Sister tells us that in heaven, if you want a sweet it just appears in front of your eyes. All you need to do is pluck it out of the air. Everyone in heaven is kind and no one shouts or says ugly words; no one goes hungry or thirsty; the roof does not have holes in it where the rain can come in. And everyone is the same. The most important thing is that no one dies in heaven, because they are all already dead. That way no one can leave you to try and be a grown-up person by yourself when you do not want to be.
I am going to go tomorrow, anyway, whatever happens. Maybe if I do, Ma will finally see that she can’t be a half-person any more and she’ll get rid of Uncle. And perhaps the world will start spinning faster and the old man will fall down and crack his head and that will be the end of him. I hope so.
I
have prepared the cupboard for Winifred. It looks so comfy in there now, big soft pillows and cool sheets so she doesn’t get too hot, and she can always come out of the cupboard once Mum and Dad have said goodnight. Then we’ll shut our door, and as long as we’re quiet it won’t matter. Maybe once she’s here I can ask Ifwafwa how much more time he needs. He’ll probably say, “Don’t worry, little one, time means nothing.”
Which is all very well, except that in this case time
does
matter.
Madillo refused to help me get the room ready because she thinks Ifwafwa will solve this problem and it’s wrong of me to have no faith in him. I asked her how she knows that for sure and she tapped the side of her head and said, “I just know.” That’s a great help.
If I could remember all the things Madillo “just knows”, there would be no room in my brain for anything else.

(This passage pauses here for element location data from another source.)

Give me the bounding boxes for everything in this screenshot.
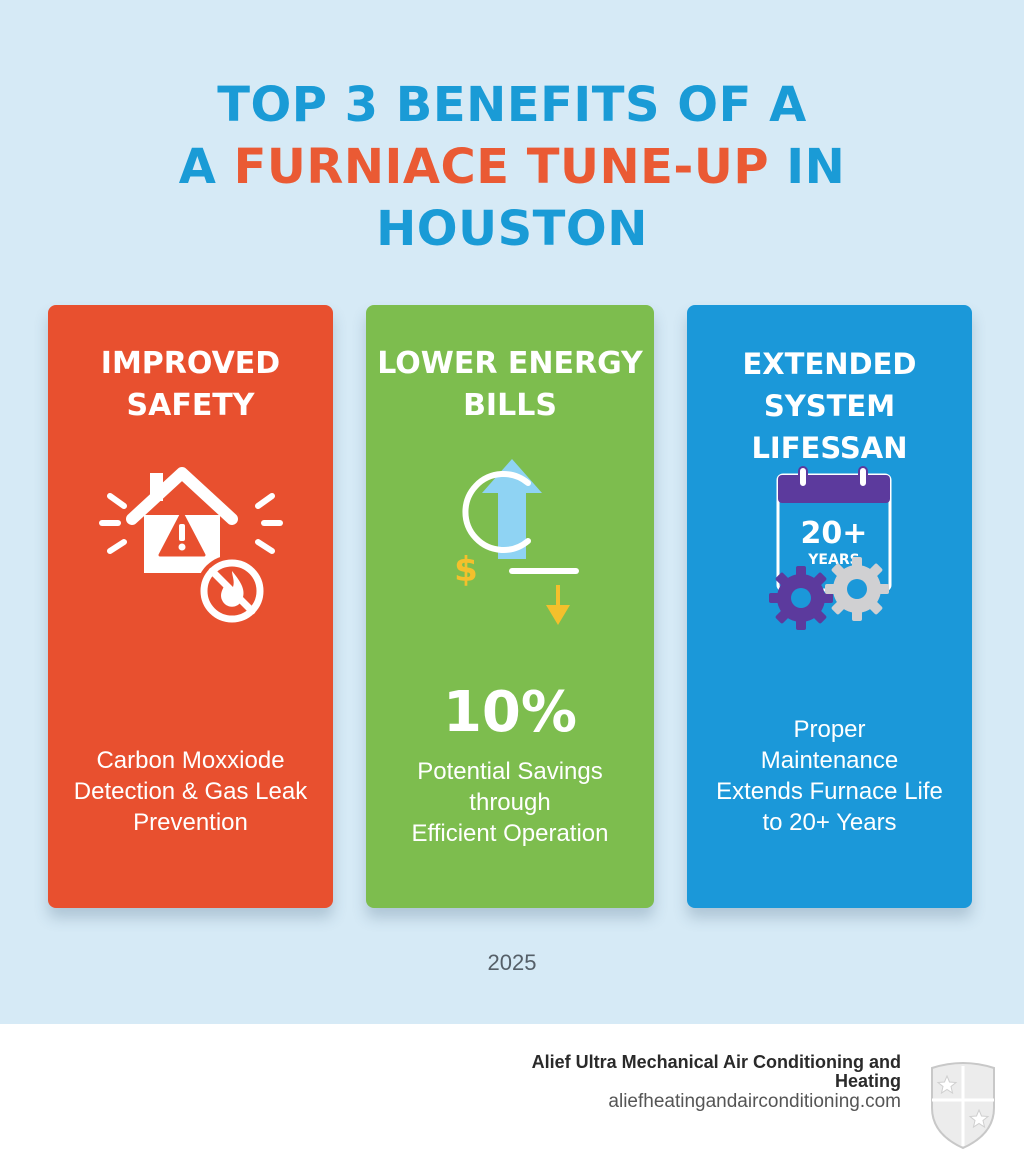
savings-stat: 10% bbox=[442, 680, 578, 745]
card-title: LOWER ENERGY BILLS bbox=[377, 346, 643, 423]
benefit-card-energy: LOWER ENERGY BILLS $ 10% Potential Savin… bbox=[366, 305, 654, 908]
house-warning-no-fire-icon bbox=[99, 467, 283, 627]
footer: Alief Ultra Mechanical Air Conditioning … bbox=[0, 1024, 1024, 1154]
year-label: 2025 bbox=[487, 950, 537, 975]
card-description: Proper Maintenance Extends Furnace Life … bbox=[716, 716, 943, 836]
page-title: TOP 3 BENEFITS OF A A FURNIACE TUNE-UP I… bbox=[0, 74, 1024, 260]
title-line-2-suffix: IN bbox=[769, 139, 846, 195]
card-title: IMPROVED SAFETY bbox=[100, 346, 281, 423]
title-line-1: TOP 3 BENEFITS OF A bbox=[217, 77, 807, 133]
card-title: EXTENDED SYSTEM LIFESSAN bbox=[742, 347, 917, 465]
card-description: Potential Savings through Efficient Oper… bbox=[411, 758, 609, 847]
calendar-gears-icon: 20+ YEARS bbox=[769, 466, 892, 630]
card-description: Carbon Moxxiode Detection & Gas Leak Pre… bbox=[73, 747, 308, 836]
title-line-2-prefix: A bbox=[178, 139, 234, 195]
title-highlight: FURNIACE TUNE-UP bbox=[233, 139, 769, 195]
savings-arrows-icon: $ bbox=[454, 459, 579, 625]
calendar-years-number: 20+ bbox=[801, 516, 868, 551]
title-line-3: HOUSTON bbox=[376, 201, 648, 257]
website-link[interactable]: aliefheatingandairconditioning.com bbox=[608, 1091, 901, 1112]
benefit-card-lifespan: EXTENDED SYSTEM LIFESSAN 20+ YEARS bbox=[687, 305, 972, 908]
shield-logo-icon bbox=[931, 1062, 995, 1150]
company-name: Alief Ultra Mechanical Air Conditioning … bbox=[531, 1052, 901, 1091]
svg-text:$: $ bbox=[454, 550, 478, 590]
calendar-years-label: YEARS bbox=[807, 552, 859, 568]
benefit-card-safety: IMPROVED SAFETY Carbon Moxxiode Detectio… bbox=[48, 305, 333, 908]
title-line-2: A FURNIACE TUNE-UP IN bbox=[0, 136, 1024, 198]
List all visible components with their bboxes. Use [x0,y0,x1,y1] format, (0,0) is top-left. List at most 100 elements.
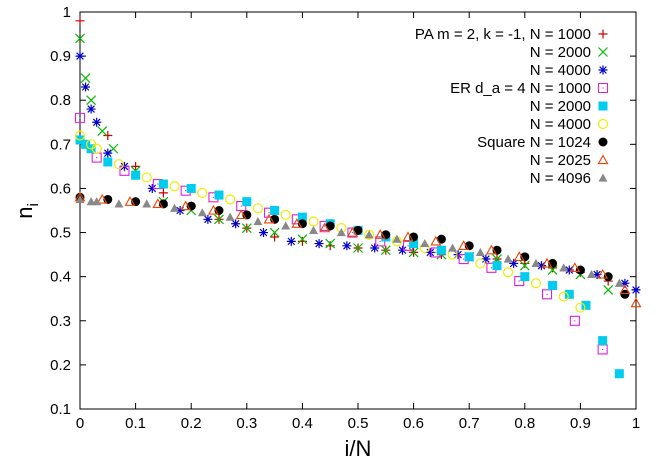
data-point [203,214,213,224]
data-point [541,289,553,300]
x-tick-label: 0 [76,415,84,432]
data-point [325,238,336,249]
data-point [152,198,164,209]
data-point [325,241,335,251]
series-5 [74,130,586,313]
legend-label: N = 2000 [530,98,591,115]
data-point [575,265,585,275]
legend-marker [598,137,608,147]
data-point [409,239,419,249]
data-point [402,231,414,242]
data-point [597,268,609,279]
data-point [503,267,514,278]
data-point [81,82,91,92]
data-point [336,228,346,237]
data-point [92,117,102,127]
x-tick-label: 0.1 [125,415,146,432]
data-point [481,254,491,264]
legend-label: N = 2025 [530,152,591,169]
series-8 [75,194,624,287]
data-point [325,221,335,231]
legend-label: N = 4096 [530,170,591,187]
data-point [147,183,157,193]
data-point [408,247,419,258]
data-point [475,258,486,269]
legend-marker [598,101,608,111]
data-point [75,16,85,26]
data-point [75,194,85,204]
legend-label: PA m = 2, k = -1, N = 1000 [415,26,591,43]
data-point [86,104,96,114]
data-point [603,284,614,295]
legend-label: N = 4000 [530,116,591,133]
data-point [374,229,386,239]
data-point [614,369,624,379]
data-point [91,152,102,163]
legend-marker [598,29,608,39]
data-point [581,300,591,310]
data-point [103,131,113,141]
data-point [353,225,363,235]
data-point [158,179,168,189]
data-point [564,265,574,275]
x-tick-label: 0.4 [292,415,313,432]
data-point [175,206,185,215]
y-tick-label: 1 [63,4,71,21]
data-point [631,285,641,295]
data-point [558,291,569,302]
y-tick-label: 0.8 [50,92,71,109]
data-point [380,245,391,256]
data-point [142,199,152,208]
data-point [75,33,85,44]
data-point [74,112,86,123]
data-point [353,243,363,253]
data-point [96,193,108,204]
data-point [448,243,458,252]
data-point [242,197,252,207]
data-point [225,194,236,205]
data-point [91,143,102,154]
legend-label: Square N = 1024 [477,134,591,151]
legend-marker [598,65,608,75]
data-point [241,223,252,234]
data-point [103,157,113,167]
data-point [509,258,519,268]
data-point [169,181,180,192]
x-tick-label: 1 [632,415,640,432]
data-point [458,240,470,250]
y-tick-label: 0.4 [50,269,71,286]
data-point [197,208,207,217]
data-point [74,130,86,141]
data-point [258,228,268,238]
y-tick-label: 0.1 [50,401,71,418]
data-point [113,159,125,170]
data-point [598,336,608,346]
data-point [80,73,91,84]
data-point [114,199,124,208]
data-point [108,143,119,154]
data-point [103,148,113,158]
data-point [486,244,497,255]
data-point [430,235,442,246]
x-tick-label: 0.6 [403,415,424,432]
data-point [464,252,474,262]
x-tick-label: 0.9 [570,415,591,432]
data-point [614,278,624,287]
data-point [569,262,581,272]
data-point [569,315,580,326]
data-point [124,196,136,206]
legend-marker [597,154,609,165]
y-axis-label-main: n [12,207,37,219]
data-point [503,254,513,263]
data-point [559,263,569,272]
data-point [453,250,463,260]
data-point [131,170,141,180]
data-point [587,269,597,279]
data-point [253,217,263,226]
data-point [364,230,374,239]
data-point [81,139,91,149]
data-point [492,261,502,271]
data-point [75,51,85,61]
data-point [225,212,235,221]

I asked her once to explain what she means by it, because it’s not what I would mean if I said it. Her answer was even more frustrating: “There are some things that just come into my head and it is not for me to question who puts them there or what journey they took. All I need to know – and all you need to know – is that I am right.”
I wonder where Ifwafwa is. I hope nothing has happened to him. He could have gone to seek help for Winifred and been run over or something. Although if that was the case I’m sure we would have heard: the great-granny would have told Fred, probably even before it happened.